Sondernummer der Neuen Internationale: Warum diese Ausgabe?

Redaktion, Neue Internationale Frauenzeitung, März 2013

Für uns als Gruppe Arbeitermacht ist Frauenunterdrückung kein „Nebenwiderspruch“. Wir wollen Frauen für unsere politischen Überzeugungen gewinnen und sie organisieren, um gegen alle Formen von Frauenunterdrückung zu kämpfen und dafür ihre Klassengenossinnen und -genossen zu mobilisieren. Das ist für uns eine wesentliche Aufgabe.

Die Krise zeigt deutlich, wie schnell formale Rechte abgeschafft oder zu reiner Makulatur werden.

Die Krise und die Sparmaßnahmen treffen Frauen härter als Männer. Dazu kommt, das Frauen historisch ohnehin besonderer Unterdrückung ausgesetzt sind: sexuell, in der Familie, durch die Doppelbelastung von Arbeit, Haushalt, Kindererziehung und die schlechtere Bezahlung in der Lohnarbeit.

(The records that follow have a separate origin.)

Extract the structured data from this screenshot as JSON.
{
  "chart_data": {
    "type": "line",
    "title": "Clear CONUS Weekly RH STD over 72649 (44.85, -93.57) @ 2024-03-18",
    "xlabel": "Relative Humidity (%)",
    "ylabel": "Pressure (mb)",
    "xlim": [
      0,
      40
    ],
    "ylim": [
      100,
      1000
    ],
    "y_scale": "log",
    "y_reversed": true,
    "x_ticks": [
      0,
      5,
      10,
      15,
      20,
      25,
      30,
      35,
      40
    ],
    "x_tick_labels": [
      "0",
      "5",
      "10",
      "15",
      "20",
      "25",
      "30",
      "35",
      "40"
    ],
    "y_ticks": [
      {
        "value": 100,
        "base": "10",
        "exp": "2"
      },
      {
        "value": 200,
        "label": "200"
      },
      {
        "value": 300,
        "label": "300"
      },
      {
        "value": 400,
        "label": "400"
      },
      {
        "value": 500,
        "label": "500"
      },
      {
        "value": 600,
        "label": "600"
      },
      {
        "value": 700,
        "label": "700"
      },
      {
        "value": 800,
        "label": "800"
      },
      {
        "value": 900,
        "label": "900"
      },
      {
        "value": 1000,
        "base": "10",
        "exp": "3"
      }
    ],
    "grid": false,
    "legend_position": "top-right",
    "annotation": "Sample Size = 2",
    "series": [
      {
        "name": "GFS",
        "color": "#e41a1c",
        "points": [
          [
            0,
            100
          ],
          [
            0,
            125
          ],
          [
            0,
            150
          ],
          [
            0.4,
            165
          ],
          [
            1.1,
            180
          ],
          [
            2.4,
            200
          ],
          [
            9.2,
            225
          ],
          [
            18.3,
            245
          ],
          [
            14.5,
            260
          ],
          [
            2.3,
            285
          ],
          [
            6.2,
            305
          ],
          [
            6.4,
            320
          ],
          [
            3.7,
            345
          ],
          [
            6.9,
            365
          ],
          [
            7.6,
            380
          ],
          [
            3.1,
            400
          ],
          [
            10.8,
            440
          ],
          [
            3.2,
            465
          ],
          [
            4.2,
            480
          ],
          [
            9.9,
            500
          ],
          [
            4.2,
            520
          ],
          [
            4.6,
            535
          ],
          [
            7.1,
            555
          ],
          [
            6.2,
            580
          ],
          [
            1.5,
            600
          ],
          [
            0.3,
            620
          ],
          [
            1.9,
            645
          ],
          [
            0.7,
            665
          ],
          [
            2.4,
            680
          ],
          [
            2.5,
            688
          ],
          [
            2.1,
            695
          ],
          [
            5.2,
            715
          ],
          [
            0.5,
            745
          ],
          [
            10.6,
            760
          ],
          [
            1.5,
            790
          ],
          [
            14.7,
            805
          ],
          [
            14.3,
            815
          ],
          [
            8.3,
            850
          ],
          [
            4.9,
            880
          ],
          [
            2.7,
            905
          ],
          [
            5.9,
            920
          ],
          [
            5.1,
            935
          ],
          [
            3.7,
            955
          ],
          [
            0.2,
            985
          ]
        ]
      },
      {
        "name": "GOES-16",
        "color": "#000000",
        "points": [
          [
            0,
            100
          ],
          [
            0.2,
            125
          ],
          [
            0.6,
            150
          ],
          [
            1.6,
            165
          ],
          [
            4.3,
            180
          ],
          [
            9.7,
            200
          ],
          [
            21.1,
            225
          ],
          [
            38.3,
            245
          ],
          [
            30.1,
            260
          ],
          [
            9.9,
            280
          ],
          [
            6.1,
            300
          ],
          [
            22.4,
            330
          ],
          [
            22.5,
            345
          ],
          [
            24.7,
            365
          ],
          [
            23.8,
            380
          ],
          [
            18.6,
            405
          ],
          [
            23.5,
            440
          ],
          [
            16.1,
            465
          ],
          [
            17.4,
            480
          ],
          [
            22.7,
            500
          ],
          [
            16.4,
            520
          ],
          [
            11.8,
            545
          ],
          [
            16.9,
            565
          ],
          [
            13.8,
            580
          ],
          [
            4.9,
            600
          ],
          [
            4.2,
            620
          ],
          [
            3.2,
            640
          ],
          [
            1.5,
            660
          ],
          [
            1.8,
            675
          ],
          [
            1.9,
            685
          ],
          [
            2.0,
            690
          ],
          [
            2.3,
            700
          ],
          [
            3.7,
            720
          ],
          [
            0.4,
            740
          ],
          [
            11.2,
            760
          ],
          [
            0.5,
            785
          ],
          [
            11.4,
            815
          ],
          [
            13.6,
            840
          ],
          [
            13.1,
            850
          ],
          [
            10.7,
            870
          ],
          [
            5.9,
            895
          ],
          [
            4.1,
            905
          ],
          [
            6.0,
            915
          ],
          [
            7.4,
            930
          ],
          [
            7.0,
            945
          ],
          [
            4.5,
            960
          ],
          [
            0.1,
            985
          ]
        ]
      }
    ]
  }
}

Als Marxistinnen dürfen wir die Beantwortung der Frauenfrage nicht den Reformistinnen, Anarchistinnen oder Feministinnen überlassen.

Wir müssen die besondere Unterdrückung der Frauen hier und international auf die Tagesordnung setzen, wir müssen Chauvinismus und patriarchales Verhalten in der Gesellschaft – aber auch in linken Organisationen – bekämpfen und in der gesamten Arbeiterklasse für eine revolutionäre Perspektive eintreten, weil wir meinen, dass die Befreiung der Frau ohne Sozialismus unmöglich ist.

Wir wollen mit dieser Zeitung Themen, die besonders Frauen betreffen, ansprechen und unsere Politik gegen Kapital und Unterdrückung darstellen, um möglichst vielen Frauen einen Ausweg aus der Misere aufzuzeigen.

Die Artikel sind nicht alle neu, einige sind schon früher in unserer Zeitung „Neue Internationale“ gedruckt worden. Sie haben aber nicht an Aktualität verloren. Auch sind unsere Themen nicht mit dieser Zeitung erschöpft. Viele weitere findet ihr auf unserer Homepage www.arbeitermacht.de/Frauen.

Wir wollen auch zu den Diskussionen in der Linken Beiträge liefern. Wir halten es für wesentlich, den Feminismus von der proletarischen Frauenbefreiung abzugrenzen und die Unterschiede deutlich zu machen. Dazu haben wir hier einen Beitrag veröffentlicht. Nicht zuletzt möchten wir auch Jugendliche ansprechen. Denn erkämpfte Rechte der Gleichberechtigung müssen permanent verteidigt werden. Die aktuelle Politik zeigt, wie unsicher diese Rechte sind und wie sie ständig in Frage gestellt werden.

Im Kapitalismus wird es keine Gleichberechtigung geben, denn er beruht auf Spaltung und Ungleichheit. Nur der Kampf für den Kommunismus, nur die soziale Revolution wird allen Menschen gleiche Rechte garantieren. Daher: Keine Frauenbefreiung ohne Sozialismus, kein Sozialismus ohne Frauenbefreiung!